Formalizing the exchange between Resource Server and Authorization Server lets an arbitrary Resource Server use an arbitrary Authorization Server.  There are good use cases for this, but they are secondary to the function I describe above.  Separating that makes a great deal of sense.

==Other Stuff: Slightly Wacky Ideas

What if the resource that provides the Access Token provided the Access Token to any and all who asked?  That's not unreasonable if the token can only be used by an authenticated Client.

If the resource didn't exist until the Client was authorized, then that would make this more effective.

Or, maybe better yet, the resource might exist anyway, but the Client isn't told about the resource until they are authorized.  Anyone that knows the URI can use it freely, but only the authorized are ever granted knowledge of the URI.  The only condition is that the URI is hard to guess.  (See RFC5808 for a different application of this concept and a discussion of the limitations.  I'm also aware that this might have other issues in a web environment, because URIs don't stay secret with Referrer headers and the like.)

In this model, the URI and Access Token are interchangeable.  If you have the URI, you can give it to someone and that's just as good as giving them a token.  This might be useful for some of the more extreme use cases.

==No-so-thin Client

A lot of focus has been placed on using a client that doesn't understand OAuth for each of the use cases.  The use of redirection, particularly with URI fragments, belies this.  None of what I've suggested is impossible, it just requires that the Client have some control over the content of the HTTP requests that it makes.

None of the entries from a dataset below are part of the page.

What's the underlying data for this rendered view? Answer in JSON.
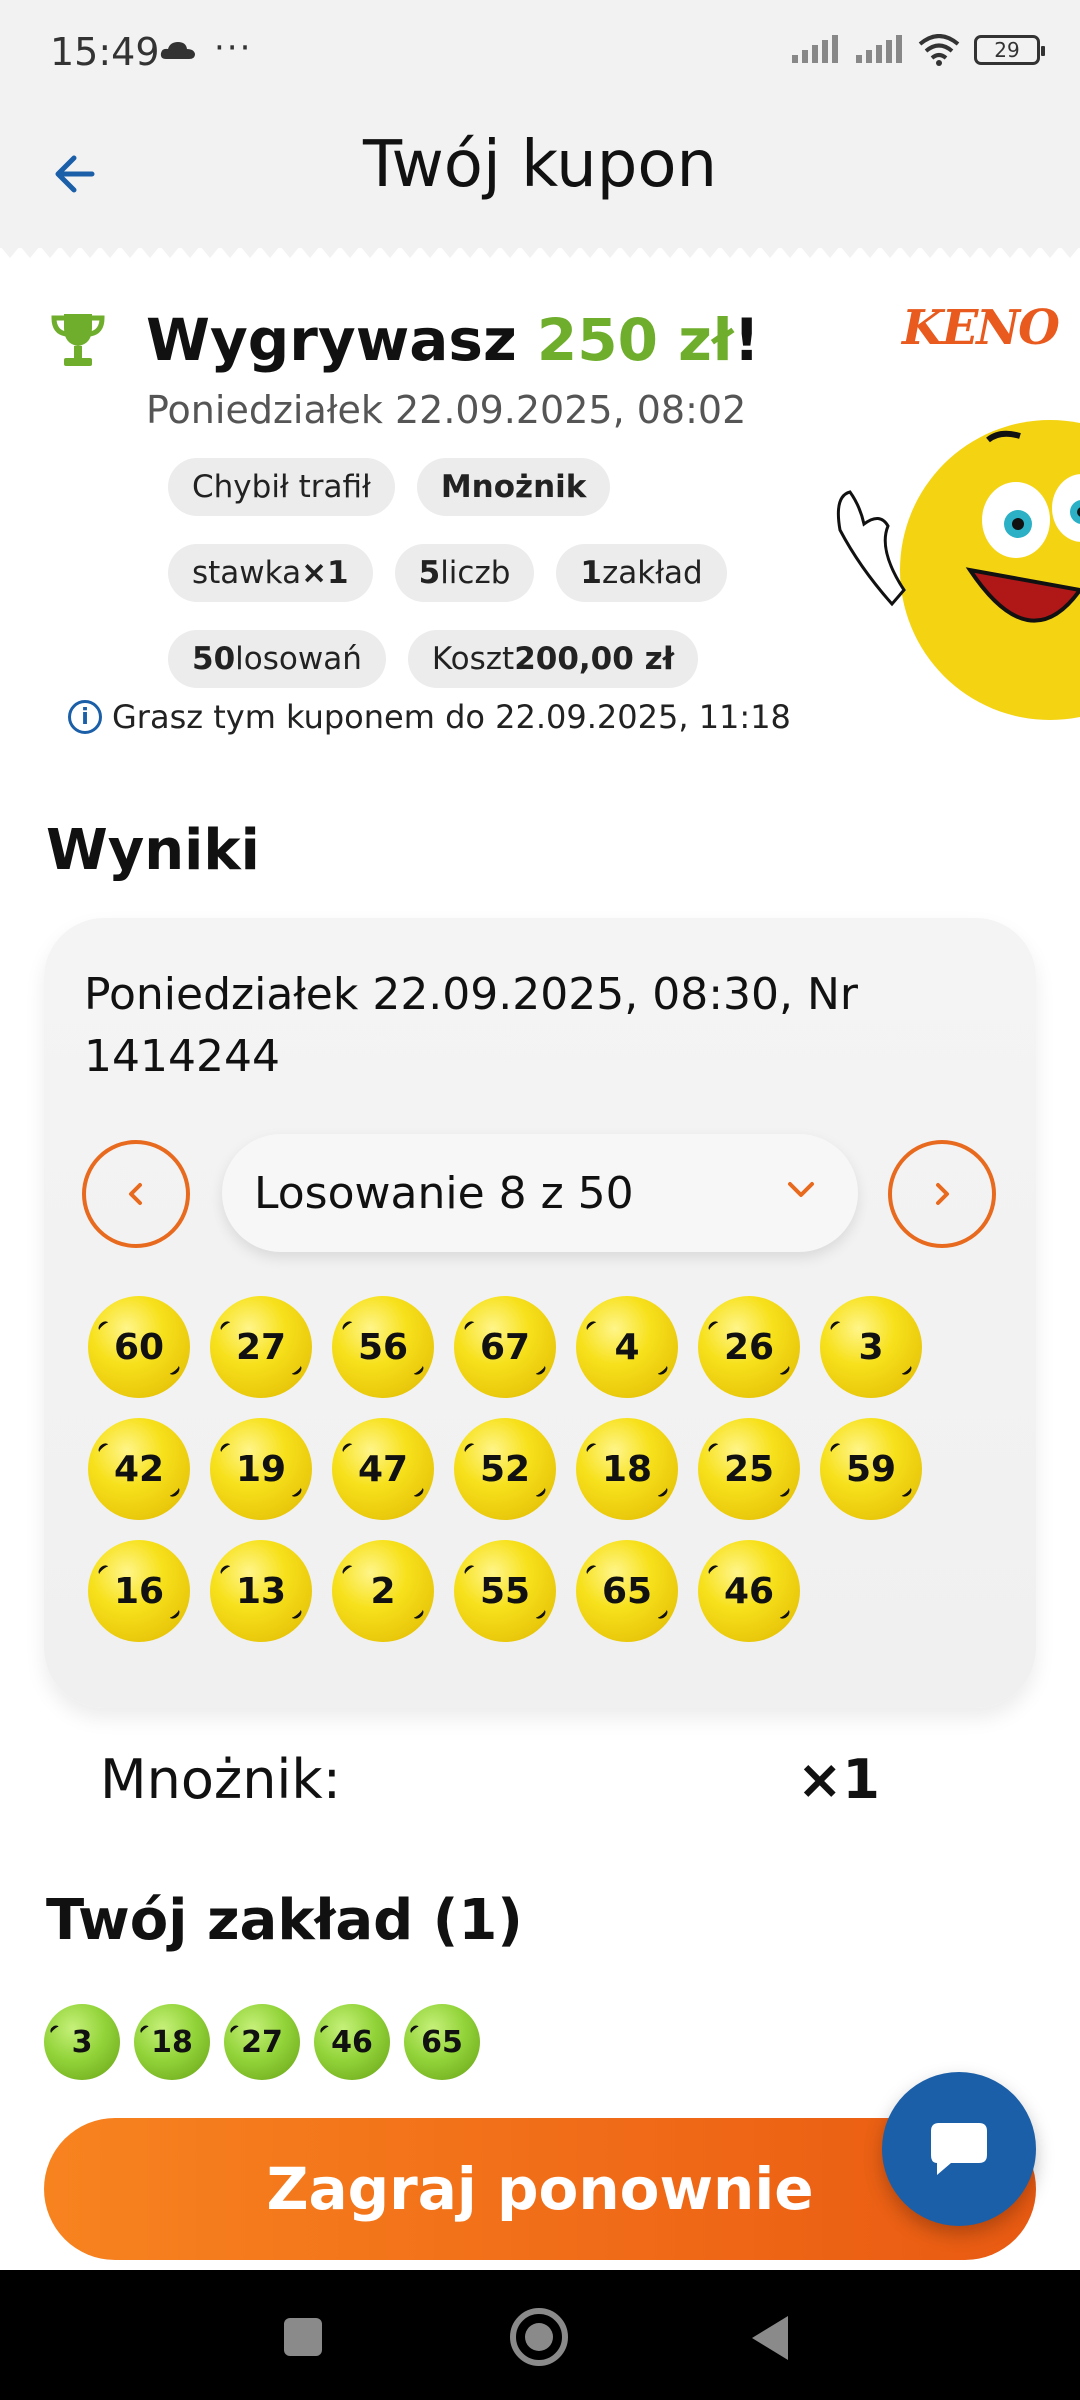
{
  "status_bar": {
    "time": "15:49",
    "dots": "···",
    "battery": "29"
  },
  "header": {
    "title": "Twój kupon"
  },
  "summary": {
    "win_prefix": "Wygrywasz ",
    "win_amount": "250 zł",
    "win_suffix": "!",
    "date": "Poniedziałek 22.09.2025, 08:02",
    "logo_text": "KENO",
    "chips": [
      {
        "label": "Chybił trafił"
      },
      {
        "bold": "Mnożnik"
      },
      {
        "label": "stawka ",
        "bold": "×1"
      },
      {
        "bold": "5",
        "label": " liczb"
      },
      {
        "bold": "1",
        "label": " zakład"
      },
      {
        "bold": "50",
        "label": " losowań"
      },
      {
        "label": "Koszt ",
        "bold": "200,00 zł"
      }
    ],
    "info_text": "Grasz tym kuponem do 22.09.2025, 11:18"
  },
  "results": {
    "section_title": "Wyniki",
    "draw_info": "Poniedziałek 22.09.2025, 08:30, Nr 1414244",
    "dropdown_selected": "Losowanie 8 z 50",
    "numbers": [
      60,
      27,
      56,
      67,
      4,
      26,
      3,
      42,
      19,
      47,
      52,
      18,
      25,
      59,
      16,
      13,
      2,
      55,
      65,
      46
    ]
  },
  "multiplier": {
    "label": "Mnożnik:",
    "value": "×1"
  },
  "bet": {
    "section_title": "Twój zakład (1)",
    "numbers": [
      3,
      18,
      27,
      46,
      65
    ]
  },
  "actions": {
    "play_again": "Zagraj ponownie"
  },
  "colors": {
    "accent_orange": "#f06a17",
    "brand_blue": "#1b5fa8",
    "win_green": "#6fae2c",
    "ball_yellow": "#f7e11c"
  }
}
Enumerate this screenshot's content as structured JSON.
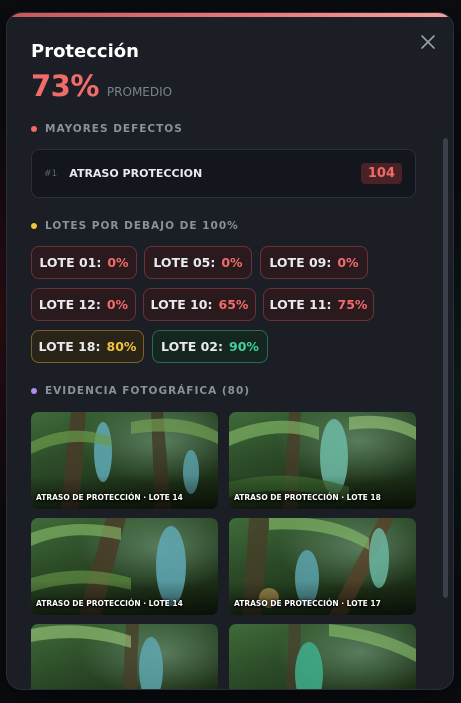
{
  "modal": {
    "title": "Protección",
    "percent": "73%",
    "percent_label": "PROMEDIO"
  },
  "sections": {
    "defects": "MAYORES DEFECTOS",
    "lots": "LOTES POR DEBAJO DE 100%",
    "photos": "EVIDENCIA FOTOGRÁFICA (80)"
  },
  "defects": [
    {
      "rank": "#1",
      "name": "ATRASO PROTECCION",
      "count": "104"
    }
  ],
  "lots": [
    {
      "label": "LOTE 01:",
      "value": "0%",
      "status": "red"
    },
    {
      "label": "LOTE 05:",
      "value": "0%",
      "status": "red"
    },
    {
      "label": "LOTE 09:",
      "value": "0%",
      "status": "red"
    },
    {
      "label": "LOTE 12:",
      "value": "0%",
      "status": "red"
    },
    {
      "label": "LOTE 10:",
      "value": "65%",
      "status": "red"
    },
    {
      "label": "LOTE 11:",
      "value": "75%",
      "status": "red"
    },
    {
      "label": "LOTE 18:",
      "value": "80%",
      "status": "yellow"
    },
    {
      "label": "LOTE 02:",
      "value": "90%",
      "status": "green"
    }
  ],
  "photos": [
    {
      "caption": "ATRASO DE PROTECCIÓN · LOTE 14"
    },
    {
      "caption": "ATRASO DE PROTECCIÓN · LOTE 18"
    },
    {
      "caption": "ATRASO DE PROTECCIÓN · LOTE 14"
    },
    {
      "caption": "ATRASO DE PROTECCIÓN · LOTE 17"
    },
    {
      "caption": ""
    },
    {
      "caption": ""
    }
  ],
  "colors": {
    "accent_red": "#f26b6b",
    "accent_yellow": "#f1c43b",
    "accent_green": "#3ed39b",
    "accent_purple": "#b08cf0"
  },
  "icons": {
    "close": "close-icon",
    "section_dot": "dot-icon"
  }
}
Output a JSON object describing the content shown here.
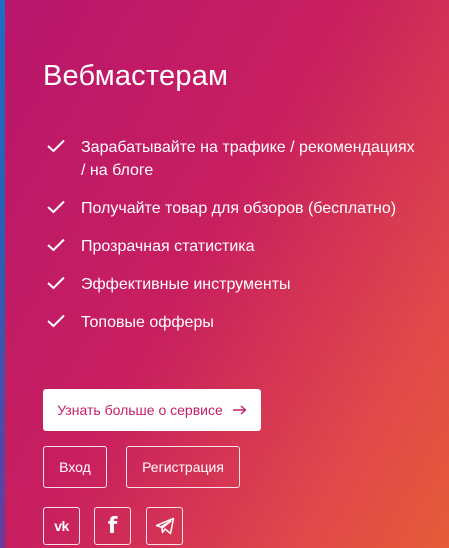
{
  "section": {
    "title": "Вебмастерам"
  },
  "features": [
    {
      "text": "Зарабатывайте на трафике / рекомендациях / на блоге"
    },
    {
      "text": "Получайте товар для обзоров (бесплатно)"
    },
    {
      "text": "Прозрачная статистика"
    },
    {
      "text": "Эффективные инструменты"
    },
    {
      "text": "Топовые офферы"
    }
  ],
  "actions": {
    "more_label": "Узнать больше о сервисе",
    "login_label": "Вход",
    "register_label": "Регистрация"
  },
  "social": {
    "vk_label": "vk",
    "fb_label": "f"
  },
  "colors": {
    "accent": "#c4206a",
    "gradient_start": "#b8166e",
    "gradient_end": "#e65c38"
  }
}
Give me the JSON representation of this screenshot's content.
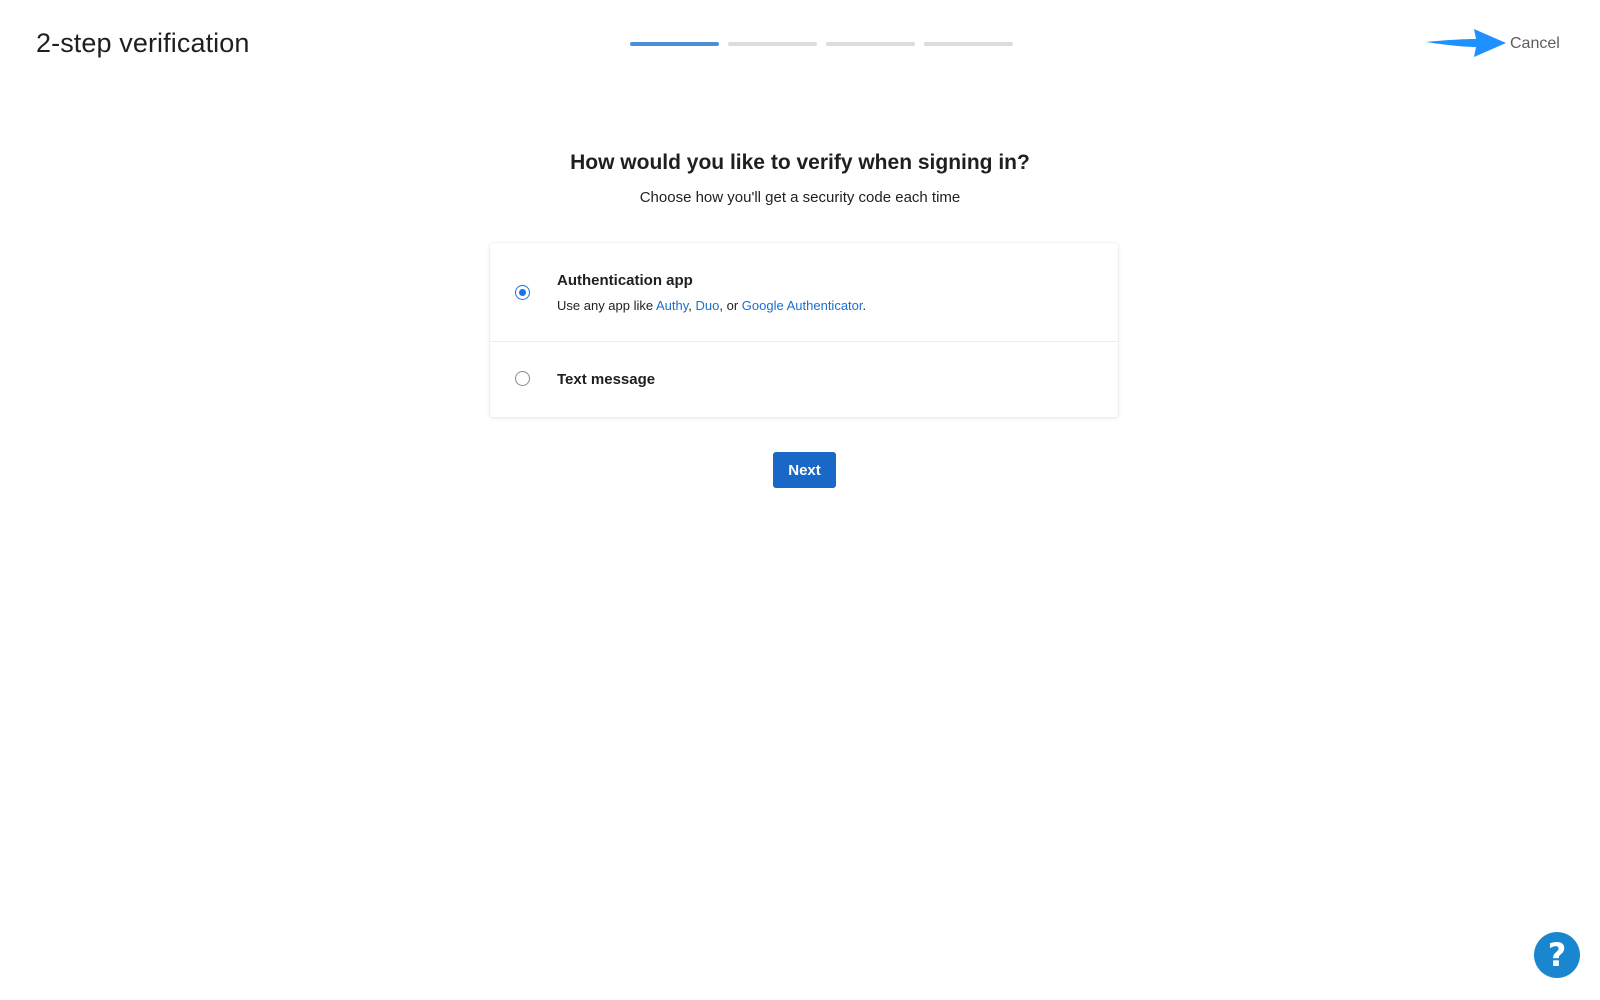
{
  "header": {
    "title": "2-step verification",
    "cancel_label": "Cancel",
    "progress": {
      "total_steps": 4,
      "current_step": 1
    }
  },
  "main": {
    "heading": "How would you like to verify when signing in?",
    "subheading": "Choose how you'll get a security code each time",
    "options": [
      {
        "label": "Authentication app",
        "selected": true,
        "description_prefix": "Use any app like ",
        "apps": [
          "Authy",
          "Duo",
          "Google Authenticator"
        ],
        "sep1": ", ",
        "sep2": ", or ",
        "description_suffix": "."
      },
      {
        "label": "Text message",
        "selected": false
      }
    ],
    "next_label": "Next"
  },
  "help": {
    "icon": "question-mark-icon",
    "glyph": "?"
  },
  "colors": {
    "accent": "#1967c6",
    "link": "#1a6fd1",
    "progress_active": "#4a90d9",
    "progress_inactive": "#dcdcdc",
    "help": "#1a86cf",
    "annotation_arrow": "#1e90ff"
  }
}
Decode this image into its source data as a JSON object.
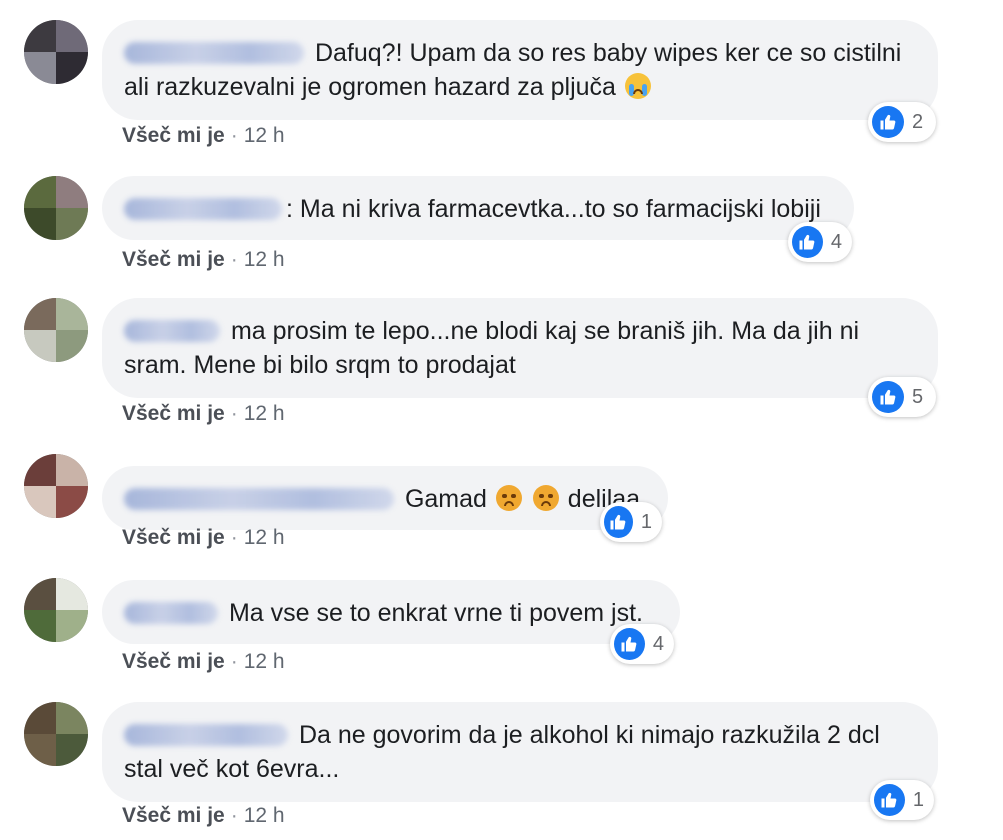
{
  "comments": [
    {
      "text": "Dafuq?! Upam da so res baby wipes ker ce so cistilni ali razkuzevalni je ogromen hazard za pljuča",
      "like_label": "Všeč mi je",
      "time": "12 h",
      "reactions": "2",
      "emoji": "crying-face-emoji"
    },
    {
      "text": ": Ma ni kriva farmacevtka...to so farmacijski lobiji",
      "like_label": "Všeč mi je",
      "time": "12 h",
      "reactions": "4"
    },
    {
      "text": "ma prosim te lepo...ne blodi kaj se braniš jih. Ma da jih ni sram. Mene bi bilo srqm to prodajat",
      "like_label": "Všeč mi je",
      "time": "12 h",
      "reactions": "5"
    },
    {
      "text_prefix": "Gamad ",
      "text_suffix": "delilaa",
      "like_label": "Všeč mi je",
      "time": "12 h",
      "reactions": "1",
      "emoji": "angry-face-emoji"
    },
    {
      "text": "Ma vse se to enkrat vrne ti povem jst.",
      "like_label": "Všeč mi je",
      "time": "12 h",
      "reactions": "4"
    },
    {
      "text": "Da ne govorim da je alkohol ki nimajo razkužila 2 dcl stal več kot 6evra...",
      "like_label": "Všeč mi je",
      "time": "12 h",
      "reactions": "1"
    }
  ],
  "separator": "·",
  "colors": {
    "bubble": "#f2f3f5",
    "like_blue": "#1877f2",
    "meta": "#606770"
  }
}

That doesn't require explicit support from an HTTP client, just the ability to make requests and set the content of headers.  Such support has been table stakes for a long time.


[1] Note that authentication is not strictly necessary, it might be sufficient to provide evidence of authorization as described in the counter-examples here: http://arstechnica.com/security/guides/2010/09/twitter-a-case-study-on-how-to-do-oauth-wrong.ars/2

[2] Copious caveats - as I mentioned, treating the Access Token as an opaque blob is merely a useful abstraction.  It gets you a long way.  Before you have to worry about specifics you can understand a lot about the goals and how those goals are achieved.

[3] It's interesting that the Access Token producer doesn't need to validate the client identifier.  As long as they aren't duped about who they are producing the Access Token for, they don't care that the entity that is asking is the same or not - only the consumer of the token needs to check that it is OK.